Sanam Petri and Douglas Wolfson have invented a drink called “Ohayo”, meaning “Good morning” in Japanese. It aims to give you a cheerful start to the day, regardless of how many Bacardi cokes you may have chugged the night before. Packed full of B vitamins, electrolytes and natural ingredients such as milk thistle, the mystic liquid is supposed to put the good stuff back into your system before you fall asleep. The vitamins work on reducing headaches and fatigue, potassium aims to maintain a normal blood pressure and the milk thistle is meant to boost liver activity. If all these functions really work, then this discovery may come as something of a revolution to heavy drinkers. Burning the candle at both ends suddenly seems much more attractive without the throbbing headache that plagues mornings at work; Friday nights can now involve innumerable tequila shots and you’ll still be on form for Saturday.
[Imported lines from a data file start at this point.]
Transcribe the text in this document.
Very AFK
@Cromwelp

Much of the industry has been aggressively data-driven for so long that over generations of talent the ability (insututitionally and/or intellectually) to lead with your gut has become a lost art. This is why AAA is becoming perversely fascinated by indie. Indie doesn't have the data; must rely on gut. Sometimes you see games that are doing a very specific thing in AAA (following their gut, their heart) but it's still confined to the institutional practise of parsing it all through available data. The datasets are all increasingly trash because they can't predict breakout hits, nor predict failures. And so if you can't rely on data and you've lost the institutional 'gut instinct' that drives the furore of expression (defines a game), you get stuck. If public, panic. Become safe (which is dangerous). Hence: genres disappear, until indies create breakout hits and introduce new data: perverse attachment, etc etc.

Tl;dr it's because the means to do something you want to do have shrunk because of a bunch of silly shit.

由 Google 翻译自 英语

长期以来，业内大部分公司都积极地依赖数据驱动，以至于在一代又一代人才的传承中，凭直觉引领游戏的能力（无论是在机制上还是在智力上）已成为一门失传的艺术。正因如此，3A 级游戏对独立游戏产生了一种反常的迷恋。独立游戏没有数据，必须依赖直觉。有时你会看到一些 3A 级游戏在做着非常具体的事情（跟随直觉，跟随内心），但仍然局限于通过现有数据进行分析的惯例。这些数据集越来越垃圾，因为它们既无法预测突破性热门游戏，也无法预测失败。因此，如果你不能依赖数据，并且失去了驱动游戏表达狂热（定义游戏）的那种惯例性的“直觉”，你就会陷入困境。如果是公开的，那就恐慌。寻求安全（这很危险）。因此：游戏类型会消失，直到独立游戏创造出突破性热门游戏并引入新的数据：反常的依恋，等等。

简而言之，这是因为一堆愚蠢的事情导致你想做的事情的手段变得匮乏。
But does it actually work? Is there really an effective way to prise off the sharp claws of the hangover gremlin that doesn’t involve tactical chundering, downing twelve pints of water or simply abstaining? And is it morally right to offer up something which threatens to take away the only incentive we really have not to run riot every night, including Tuesdays? Taxing high-percentage alcohol is all very well and good, but if we’ve found the holy grail of hangover cures, then don’t expect anyone in Britain to be sober for a very, very long time.

According to tester Ben Foreman of student magazine The Tab – because of course - the drink is effective; he said that thanks ‘Ohayo’ he was back to his normal morning activities without any of the hangover experiences he deserved. “A dry throat was all that separated the morning from any other, and a quick pint of water sorted that out moments later,” he reported after giving it a go. Elsewhere, testers from Bar magazine, that trusted outlet for all things alcoholic, reported the same success.

This little 150ml bottle of hangover relief costs a mere £3.60. The producers have also factored in the knowledge that at the crucial moment when consumption is required, customers may be feeling a little forgetful. To target this inevitability they also provide a fluorescent sticker which can be stuck to the mirror, wardrobe, toilet bowl, or dog basket, to remind the intoxicated individual that a healthy drink awaits them. Now isn’t that kind?

Often the most useful of medicines are the most disgusting – we even feel more convinced of their healing properties by the fact that they make us wretch and shiver – the illogical theory goes ‘if it’s this revolting then it must work.’ So one might expect this innovative potion to taste of armpits and sulphur. But, back to Ben Foreman again: “It tasted like camping.” This statement is rather open to interpretation – an interpretation that will, no doubt, heavily depend on your attitude towards camping. Mine is vague indifference. Perhaps a combination of grass, condensation, and baked beans is what he meant. Waking up with these lingering flavours on one’s palette, ready for a ‘good morning’ that’s endurable despite last night’s debauched activity, kind of seems worth it – although I dread to think what will happen to the world’s populace if it proves that this potion really does work for everybody.